Thank you for timely answers. However, one thing that confuses me is that some CPUs are claimed to have several types of these buffers. One example is Pentium III/Coppermine, which have 8 Fill Buffers and 6 Write-Back Buffers (all numbers are from this article). What is the difference in their usage in Coppermine? Another example is Core 2, which seems to have 8 Fill Buffers, 8 Write Combining Buffers, and 4 Write-Back Buffers (found that data in this post about the Hot Chips conference).
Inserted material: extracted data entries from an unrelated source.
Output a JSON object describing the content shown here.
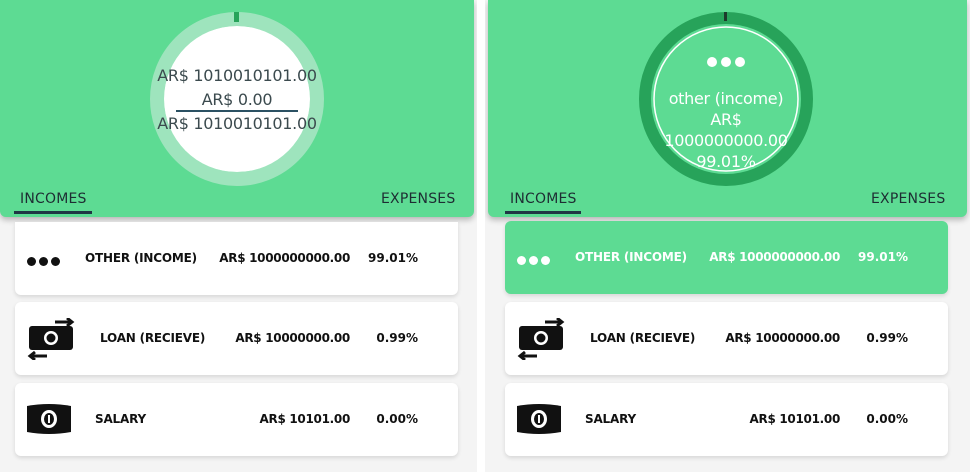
{
  "colors": {
    "header_green": "#5ddb93",
    "ring_dark_green": "#27a35a",
    "ring_light_green": "#9ee4bd",
    "text_dark": "#3b4a4e"
  },
  "left_panel": {
    "donut": {
      "line1": "AR$ 1010010101.00",
      "line2": "AR$ 0.00",
      "line3": "AR$ 1010010101.00"
    },
    "tabs": {
      "incomes": "INCOMES",
      "expenses": "EXPENSES"
    },
    "items": [
      {
        "name": "OTHER (INCOME)",
        "amount": "AR$ 1000000000.00",
        "percent": "99.01%",
        "icon": "three-dots-icon"
      },
      {
        "name": "LOAN (RECIEVE)",
        "amount": "AR$ 10000000.00",
        "percent": "0.99%",
        "icon": "money-exchange-icon"
      },
      {
        "name": "SALARY",
        "amount": "AR$ 10101.00",
        "percent": "0.00%",
        "icon": "banknote-icon"
      }
    ]
  },
  "right_panel": {
    "donut": {
      "selected_name": "other (income)",
      "currency": "AR$",
      "amount": "1000000000.00",
      "percent": "99.01%"
    },
    "tabs": {
      "incomes": "INCOMES",
      "expenses": "EXPENSES"
    },
    "items": [
      {
        "name": "OTHER (INCOME)",
        "amount": "AR$ 1000000000.00",
        "percent": "99.01%",
        "icon": "three-dots-icon",
        "selected": true
      },
      {
        "name": "LOAN (RECIEVE)",
        "amount": "AR$ 10000000.00",
        "percent": "0.99%",
        "icon": "money-exchange-icon"
      },
      {
        "name": "SALARY",
        "amount": "AR$ 10101.00",
        "percent": "0.00%",
        "icon": "banknote-icon"
      }
    ]
  }
}
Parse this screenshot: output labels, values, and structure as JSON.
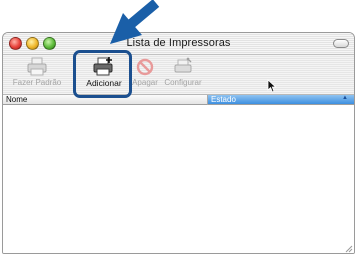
{
  "window": {
    "title": "Lista de Impressoras"
  },
  "toolbar": {
    "items": [
      {
        "label": "Fazer Padrão",
        "icon": "printer-default-icon",
        "enabled": false
      },
      {
        "label": "Adicionar",
        "icon": "printer-add-icon",
        "enabled": true
      },
      {
        "label": "Apagar",
        "icon": "delete-icon",
        "enabled": false
      },
      {
        "label": "Configurar",
        "icon": "configure-icon",
        "enabled": false
      }
    ]
  },
  "list": {
    "columns": [
      "Nome",
      "Estado"
    ],
    "sort_indicator": "▲",
    "rows": []
  },
  "colors": {
    "highlight": "#1b4f8f",
    "arrow": "#1a5fa8",
    "selected_column": "#3d8fe0"
  }
}
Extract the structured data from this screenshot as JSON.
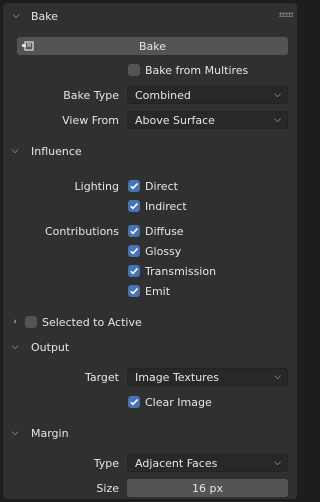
{
  "panel": {
    "title": "Bake"
  },
  "bake_button": {
    "label": "Bake"
  },
  "bake_from_multires": {
    "label": "Bake from Multires",
    "checked": false
  },
  "bake_type": {
    "label": "Bake Type",
    "value": "Combined"
  },
  "view_from": {
    "label": "View From",
    "value": "Above Surface"
  },
  "influence": {
    "title": "Influence",
    "lighting_label": "Lighting",
    "direct": {
      "label": "Direct",
      "checked": true
    },
    "indirect": {
      "label": "Indirect",
      "checked": true
    },
    "contributions_label": "Contributions",
    "diffuse": {
      "label": "Diffuse",
      "checked": true
    },
    "glossy": {
      "label": "Glossy",
      "checked": true
    },
    "transmission": {
      "label": "Transmission",
      "checked": true
    },
    "emit": {
      "label": "Emit",
      "checked": true
    }
  },
  "selected_to_active": {
    "label": "Selected to Active",
    "checked": false
  },
  "output": {
    "title": "Output",
    "target_label": "Target",
    "target_value": "Image Textures",
    "clear_image": {
      "label": "Clear Image",
      "checked": true
    }
  },
  "margin": {
    "title": "Margin",
    "type_label": "Type",
    "type_value": "Adjacent Faces",
    "size_label": "Size",
    "size_value": "16 px"
  },
  "colors": {
    "accent": "#4772b3",
    "panel": "#303030",
    "background": "#1d1d1d"
  },
  "icons": [
    "chevron-down-icon",
    "chevron-right-icon",
    "drag-handle-icon",
    "render-bake-icon",
    "checkmark-icon"
  ]
}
Also, inthis ISN article we can read that "Consult the Intel 64 and IA-32 Architectures Optimization Reference Manual for the number of fill buffers in a particular processor; typically the number is 8 to 10. Note that sometimes these are also referred to as "Write Combining Buffers", since on some older processors only streaming stores were supported." Does it mean that Write Combining Buffer in just another name for Fill Buffer?

TimP · ‎09-11-2011

We've attempted to explain that the Write Combining Buffers of the Netburst CPUs perform an analogous function to the fill buffers introduced in Woodcrest. I believe you're correct that Woodcrest had 8 of those per core, while Nehalem and more recent have 10 per core. Although this architectural change was made with Woodcrest, the literature didn't catch up for a long time.
From the point of view of the effect on code optimization, this combining buffer effect appeared on the SPARC architecture before it was introduced in Pentium4. It limited the number of store streams (array sections) supported efficiently per loop to 9, same as the 10 fill buffer CPUs support efficiently (when limited to 1 thread per core).
I agree that the part you quote about "since on some older processors only streaming stores were supported" doesn't make sense. Perhaps it refers to CPUs such as Pentium-III which predate the Write Combining Buffer scheme. The context you quote is a discussion of the "streaming" or "non-temporal" stores which bypass cache. In practice, it is unusual to be able to put more than 1 non-temporal store stream (for an array where the pre-existing contents are ignored and replaced, as in a memset operation) per loop.
In attempting to recognize the existence of the Atom (and prototype MIC architecture) without specifically explaining how they differ, these documents also tend to create confusion.